Luego-luego de eso, me fui a la casa, cabizbajo y agüitado, pensando en lo que dirían los compas más grillos y militantes de la facultad: “pinche güey, light y fresón hasta la sepultura”.
Se los cuento, discretos lectores de este espacio, no pa’ que hagan escarnio de mi deshonra, y menos pa’ que la compartan, sino a propósito del escarnio tumultuoso sufrido por el presidente Enrique Peña Nieto, luego de su reunión con sus homólogos de Estados Unidos y Canadá.

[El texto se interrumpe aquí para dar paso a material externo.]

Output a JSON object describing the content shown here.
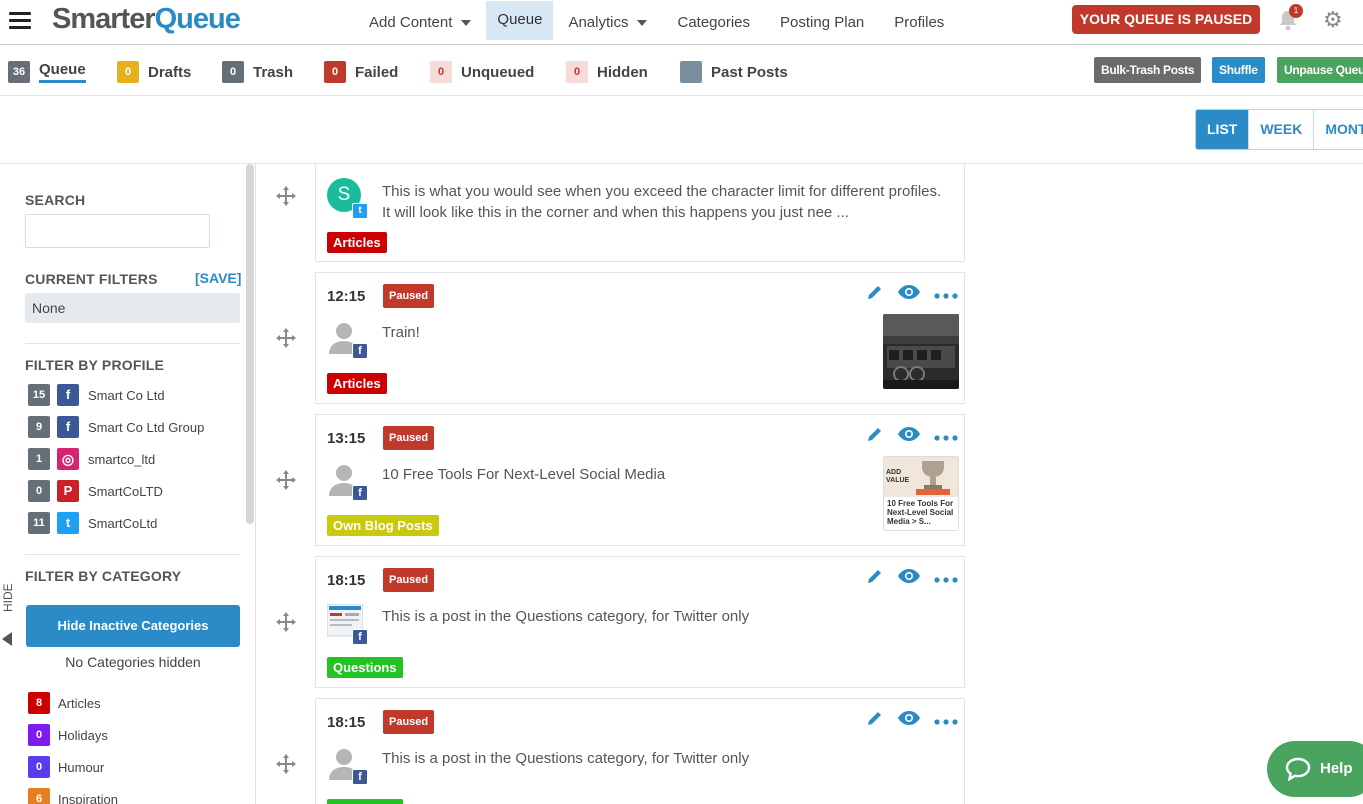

“Pobrecito, ya hasta siento que lo quiero”, comentó una feisbuquera en su muro, y la entendí perfecto, porque seguro se sintió culpable, como yo, después de soltar tantas carcajadas socarronas provocadas por los memes que circularon sobre la citada reunión.
Aunque en mi caso, no fue para tanto, no para quererlo (que en parte lo merece, pues de plano se pone de pechito), pero sí para sentir pena más propia que ajena; tampoco como para querer que regrese el poder presidencial como en los tiempos de López Portillo (que pronto comenzó a deteriorar la investidura, cuando lloró en su último informe de gobierno, en 1982).

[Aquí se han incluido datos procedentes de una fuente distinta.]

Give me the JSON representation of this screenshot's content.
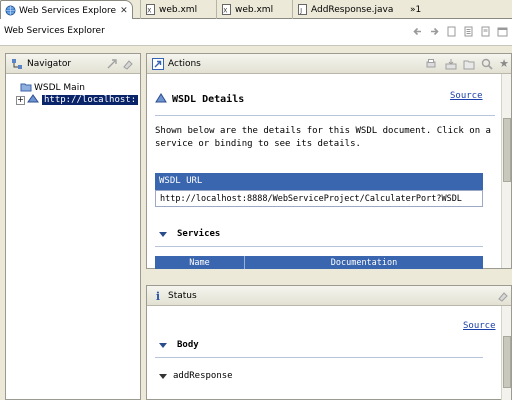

Se los confío, porque me parece una cruel paradoja que los presidentes merecieran más respeto y consideración en el viejo régimen, que en la alternancia democrática, y porque pienso lo mismo que piensa un entrañable broder, que en los días de la tunda memera a Peña Nieto, opinó en su muro de Facebook: “Qué duro le hemos dado a Peña en su visita a Canadá, las burlas han sido desmedidas y muchas de ellas injustificadas. No me pongo de su lado, pero nosotros como sociedad debemos criticar los actos de gobierno erróneos, eso sí, pero burlarnos hasta de su tamaño como persona y hacerlo con desmedida sorna, creo que no, no habla bien de nosotros como sociedad, damos la idea de que si él es pequeño para gobernar nosotros lo somos como sociedad y que no estamos a la altura de lo que decimos merecer”.